When a caterpillar is transfigured into a butterfly, when a husband carries the mortal remains of his wife from a remote hospital bed, when an approaching cyclone is abruptly terminated, or the untimely death of grandmother, sadness is the perennial guest of a poet, refusing to leave in a hurry.
Maya Angelou had said, “I’ve learned that people will forget what you said, people will forget what you did, but people will never forget how you made them feel.”
I couldn’t agree more with her.
Letter to Dana Majhi
You can always find this
Rack of pain
In our celebrated myths.
Judge yourself with the protagonist.
We are born in a myopic world
That you are forgetting.
Your grief played as a cheerleader
Along with your tall daughter
Walking through the Tyburn scaffold.
What kind of revenge
Whets you while carrying
The dead one?
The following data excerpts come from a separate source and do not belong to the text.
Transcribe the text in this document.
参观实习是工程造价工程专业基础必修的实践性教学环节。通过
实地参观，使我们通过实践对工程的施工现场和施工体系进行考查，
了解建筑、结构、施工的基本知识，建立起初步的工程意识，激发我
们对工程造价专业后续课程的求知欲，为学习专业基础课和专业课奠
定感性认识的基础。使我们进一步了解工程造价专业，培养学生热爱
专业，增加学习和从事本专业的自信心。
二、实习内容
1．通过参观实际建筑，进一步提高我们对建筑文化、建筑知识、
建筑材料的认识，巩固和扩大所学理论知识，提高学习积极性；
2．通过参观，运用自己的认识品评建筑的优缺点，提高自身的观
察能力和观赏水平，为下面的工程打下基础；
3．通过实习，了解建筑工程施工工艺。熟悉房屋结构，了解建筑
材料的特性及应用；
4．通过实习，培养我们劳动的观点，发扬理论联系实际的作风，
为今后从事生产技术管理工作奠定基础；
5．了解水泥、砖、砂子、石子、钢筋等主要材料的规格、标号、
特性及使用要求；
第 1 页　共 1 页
Does memory die?
Is the sun pinioned like a carrot
Under the pewter sky?
Can eyeballing media grope
The latitude and longitude
Of your helplessness
Slipped into the slit of time, Dana?
We the people who shed tears
Hoping that they take
The shape of diamonds
Are a parliament of hypocrites.
Museum of sympathy cuckolds,
The antiques of shortcomings.
Hunger has spread
Like arabesque scrolls
In the map of our dream.
Dana, I’m also a reluctant member
Of the club of dim light
That has been outlived
Dana Majhi carried the dead body of his wife on his shoulder after being denied a hearse ambulance in Bhawanipatna, Kalahandi, Odisha.
Cyclone
The cyclone is an unclaimed industry
Producing the adrenaline of hope
For the space of assault we inhabit.
No cyclone, no music of development
You’ll hear. It connects us with memory;
If it does fail to visit
We earn cicatrices
Through bonfires of absence.
Breeding swarms of stories,
It settles in the hives of our past.
Caterpillar
You were there before
And you studied my absence.
The branches of the drumstick tree
Turned into a run-down mansion.
Everyone camouflages a terrorist
Inside himself; it emerges
From the hideout, broken into pieces.
Fireball,
The latest-invented
Weapon.
You were there afterwards
And you marked my presence,
Waiting for flight,
But no vigilante in sight!
Before I could reason out
An answer to the fluttering wings
Life turned risky
But beautiful.
Alphabet of Silence
At a cultural meeting
The number of speakers
Was half that of the listeners.
The speakers clapped.
The listeners sat
In stony silence.
In the market place
Consumers asked
The price of vegetables,
Vendors, their bellies wobbling,
Hummed their own tune.
In the mountain curve,
A river was busy composing music,
A leaf suddenly fell on its ribcage.
It made the river wordless.
In Parliament House,
The new PM became emotional.
That left the other members of the house weeping
Till the arrival of the next election.
Near the temple’s dark sanctorum
The priest did not chant his hymns
That challenged the audacity of the lord;
A court’s verdict
Went against personal interest.
Folklore
Grandmother died of diarrhoea
Before father’s marriage;
Childhood was
Free from demons and ghosts.
There’s a handful of imagination
Borrowed from the neighbours’ stockpile.
Of late, I’ve been groping for
The tender breasts of words,
But they cower like mimosa
The moment I touch the skin.
Nights have turned into asylums;
Stars suffer from insanity.
Dawn awaits the first light
Without performing any recce.
Excerpted with permission from A Brief History of Silence, Manu Dash, Dhauli Books.